Morning checklist

1. Intro to RStudio

2. Data types and Data structures

Let’s take a look at the example of a dataset, gapminderData.csv

This is a familiar, table-like dataset suitable for different statistical analyses. Much of the data you are working with can probably be represented in this format. Here we have a record of population size, life expectancy and other kind of information for different countries.

Any ideas about how this kind of dataset can be represented in R? In R this whole dataset is a single object (or data structure) built out of smaller pieces. Think of a castle built of legos. We want to understand how to built a castle and how to take it apart. Our example of a castle is this data set ( in R it is known as a dataframe) and it is relatively simple, but this is as far as we will go today. Let’s start from smallest lego pieces and build our dataset from them.

Smallest units in R: single-element data structures

Let’s assign value of 45 to a variable age. We just created the smallest lego piece (smallest object) in R:

age <- 45
length(age)
## [1] 1
str(age)
##  num 45

Variables can hold values of various types. Most common data types:

  • numeric(double+integer)
  • character
  • logical
  • complex

For example: What data type is stored in score variable?

score<-79
is.integer(score)
## [1] FALSE
typeof(score)
## [1] "double"
typeof(is.integer(score))
## [1] "logical"

The last expression is an example of nested function. Nested functions are very common in R, but are very difficult to understand it first. You can always split nested function into a series of single function calls. Remember that the variable inside the most inner paranthesis is an argument(input)for the function that will be evaluated first.
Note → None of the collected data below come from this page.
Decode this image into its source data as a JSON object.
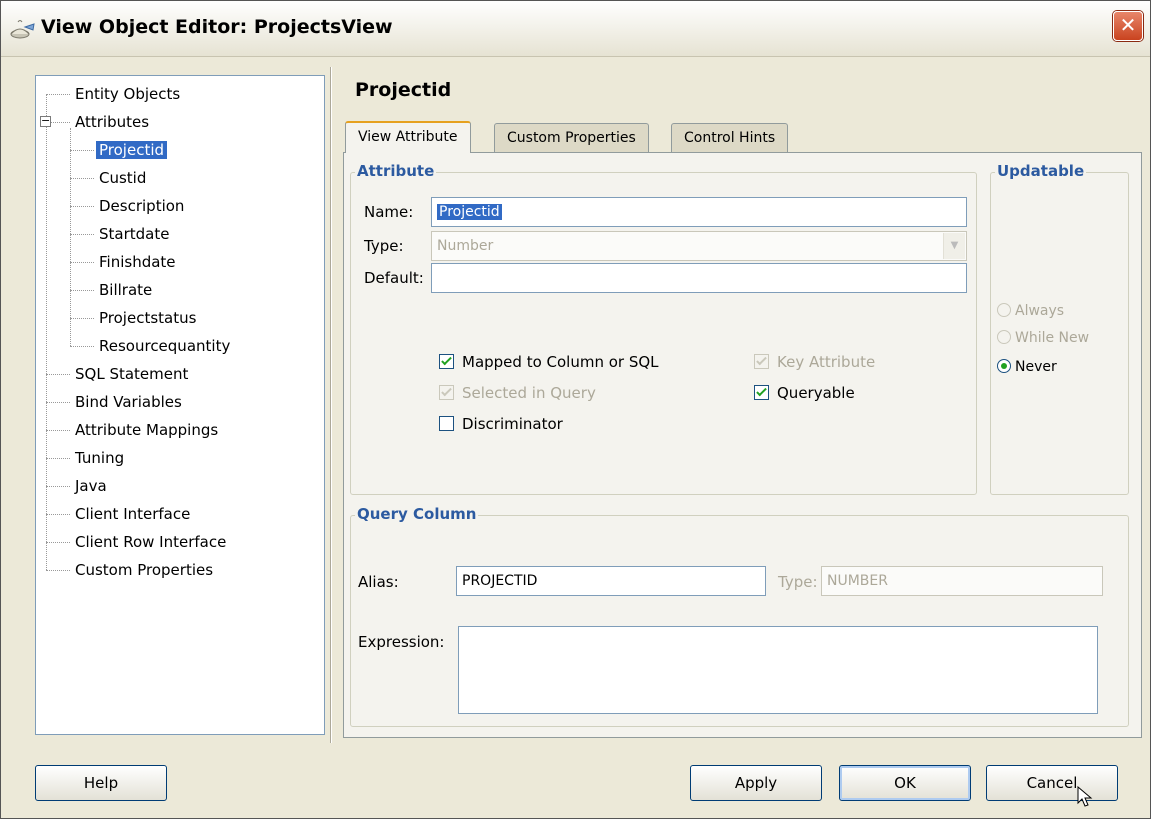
{
  "window": {
    "title": "View Object Editor: ProjectsView",
    "close_glyph": "✕"
  },
  "tree": {
    "items": [
      {
        "label": "Entity Objects",
        "level": 0
      },
      {
        "label": "Attributes",
        "level": 0,
        "expander": "−"
      },
      {
        "label": "Projectid",
        "level": 1,
        "selected": true
      },
      {
        "label": "Custid",
        "level": 1
      },
      {
        "label": "Description",
        "level": 1
      },
      {
        "label": "Startdate",
        "level": 1
      },
      {
        "label": "Finishdate",
        "level": 1
      },
      {
        "label": "Billrate",
        "level": 1
      },
      {
        "label": "Projectstatus",
        "level": 1
      },
      {
        "label": "Resourcequantity",
        "level": 1
      },
      {
        "label": "SQL Statement",
        "level": 0
      },
      {
        "label": "Bind Variables",
        "level": 0
      },
      {
        "label": "Attribute Mappings",
        "level": 0
      },
      {
        "label": "Tuning",
        "level": 0
      },
      {
        "label": "Java",
        "level": 0
      },
      {
        "label": "Client Interface",
        "level": 0
      },
      {
        "label": "Client Row Interface",
        "level": 0
      },
      {
        "label": "Custom Properties",
        "level": 0
      }
    ]
  },
  "page": {
    "title": "Projectid",
    "tabs": [
      {
        "label": "View Attribute",
        "active": true
      },
      {
        "label": "Custom Properties",
        "active": false
      },
      {
        "label": "Control Hints",
        "active": false
      }
    ]
  },
  "attribute": {
    "group_title": "Attribute",
    "name_label": "Name:",
    "name_value": "Projectid",
    "type_label": "Type:",
    "type_value": "Number",
    "default_label": "Default:",
    "default_value": "",
    "checks": {
      "mapped": {
        "label": "Mapped to Column or SQL",
        "checked": true,
        "enabled": true
      },
      "selected_in_query": {
        "label": "Selected in Query",
        "checked": true,
        "enabled": false
      },
      "discriminator": {
        "label": "Discriminator",
        "checked": false,
        "enabled": true
      },
      "key_attribute": {
        "label": "Key Attribute",
        "checked": true,
        "enabled": false
      },
      "queryable": {
        "label": "Queryable",
        "checked": true,
        "enabled": true
      }
    }
  },
  "updatable": {
    "group_title": "Updatable",
    "options": [
      {
        "label": "Always",
        "checked": false,
        "enabled": false
      },
      {
        "label": "While New",
        "checked": false,
        "enabled": false
      },
      {
        "label": "Never",
        "checked": true,
        "enabled": true
      }
    ]
  },
  "query_column": {
    "group_title": "Query Column",
    "alias_label": "Alias:",
    "alias_value": "PROJECTID",
    "type_label": "Type:",
    "type_value": "NUMBER",
    "expression_label": "Expression:",
    "expression_value": ""
  },
  "buttons": {
    "help": "Help",
    "apply": "Apply",
    "ok": "OK",
    "cancel": "Cancel"
  },
  "colors": {
    "accent": "#2c5aa0",
    "selection": "#316ac5",
    "check": "#21a121"
  }
}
Challenge 2.1:Learn how to read the output of nested help functions

TASK: Break the following expression into multiple single function calls. You will need to assign the output of each function to a variable that will serve as an input(argument) for the next function. What is the value of each variable? What does each function do? Assign: `score<-79`

is.logical(is.numeric(typeof(is.integer(score))))

Challenge 2.1: Answer

score <- 79
step1 <- is.integer(score)
print(step1)
## [1] FALSE
step2 <- typeof(step1)
print(step2)
## [1] "logical"
step3 <- is.numeric(step2)
print(step3)
## [1] FALSE
step4 <- is.logical(step3)
print(step4)
## [1] TRUE
## Or as a single step:
print(is.logical(is.numeric(typeof(is.integer(score)))))
## [1] TRUE

Sometimes you will need to convert between data types. There are functions that do that: as.integer(), as.character(), and so on. The conversion between data types is not always possible - why? Let’s see what happens here:

score <- 79
typeof(score)
## [1] "double"
score <- as.integer(score)
typeof(score)
## [1] "integer"
#but can we convert character to integer?
name <- "Sasha"
typeof(name)
## [1] "character"
name <- as.integer(name)
## Warning: NAs introduced by coercion
# the data type will be changed, but no value will be assigned
typeof(name)
## [1] "integer"
print(name)   # NA = missing value
## [1] NA

Data structures with multiple elements

The small objects can be combined to build larger objects. Look at the gapminder dataset. Our smallest objects can be used to represent a single element in the dataset, like individual year, or individual country, but what would be the simplest object that you can make with multiple elements?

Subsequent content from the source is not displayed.